Mon corps s’habitue très difficilement aux divers traitements, surtout celui pour la thyroïde dont la dose médicamenteuse a déjà augmenté du simple au double en très peu de temps. À mon grand désespoir, les insomnies sont revenues et mes cycles sont devenus ultra douloureux. Je fais tout mon possible pour ne pas me transformer en cette caricature de la femme hystérique, victime de changements d’humeurs qui rend fou son entourage et le monde entier; mais je dois avouer que ce n’est pas facile tous les jours.

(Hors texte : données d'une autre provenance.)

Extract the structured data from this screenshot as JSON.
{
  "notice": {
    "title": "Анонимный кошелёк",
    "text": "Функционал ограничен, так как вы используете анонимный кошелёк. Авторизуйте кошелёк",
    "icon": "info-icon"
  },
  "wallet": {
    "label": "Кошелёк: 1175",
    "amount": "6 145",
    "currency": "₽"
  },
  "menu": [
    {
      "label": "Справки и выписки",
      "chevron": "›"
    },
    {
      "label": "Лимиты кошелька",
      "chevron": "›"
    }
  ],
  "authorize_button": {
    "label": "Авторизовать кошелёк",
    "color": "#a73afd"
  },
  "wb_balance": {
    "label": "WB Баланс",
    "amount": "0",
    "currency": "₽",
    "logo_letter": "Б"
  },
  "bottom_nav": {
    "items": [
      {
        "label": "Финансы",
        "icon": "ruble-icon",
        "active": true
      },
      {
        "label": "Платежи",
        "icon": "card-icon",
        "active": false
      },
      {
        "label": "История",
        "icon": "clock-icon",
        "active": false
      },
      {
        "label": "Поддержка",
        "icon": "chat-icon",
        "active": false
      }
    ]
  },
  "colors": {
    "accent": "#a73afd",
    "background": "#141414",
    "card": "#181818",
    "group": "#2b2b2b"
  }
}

La bonne nouvelle, c’est que notre dossier pour la green card avance et nous avons enfin rendez-vous pour les empreintes digitales !
Le mois de mai est aussi le mois de mon anniversaire, le moment de l’année où je fais toujours un bilan personnel. Cette année, je fête mes 34 ans et tant bien que mal, j’ai survécu à l’année des 33, contrairement à d’autres. (private joke de mauvais goût mais grande réjouissance personnelle).
Cette remise en question annuelle me permet de réaliser plein de petites choses telles que le fait que je veux visiter plus souvent les musées, je désire depuis des années m’abonner à Get Messy, je veux un petit potager, j’ai besoin de refaire de la photo et bloguer me manque terriblement. Et enfin, que ma façon de travailler n’est plus compatible avec celle de mon associé et qu’il va falloir que je prenne une décision si je ne veux pas (au choix) devenir folle ou mourir de stress.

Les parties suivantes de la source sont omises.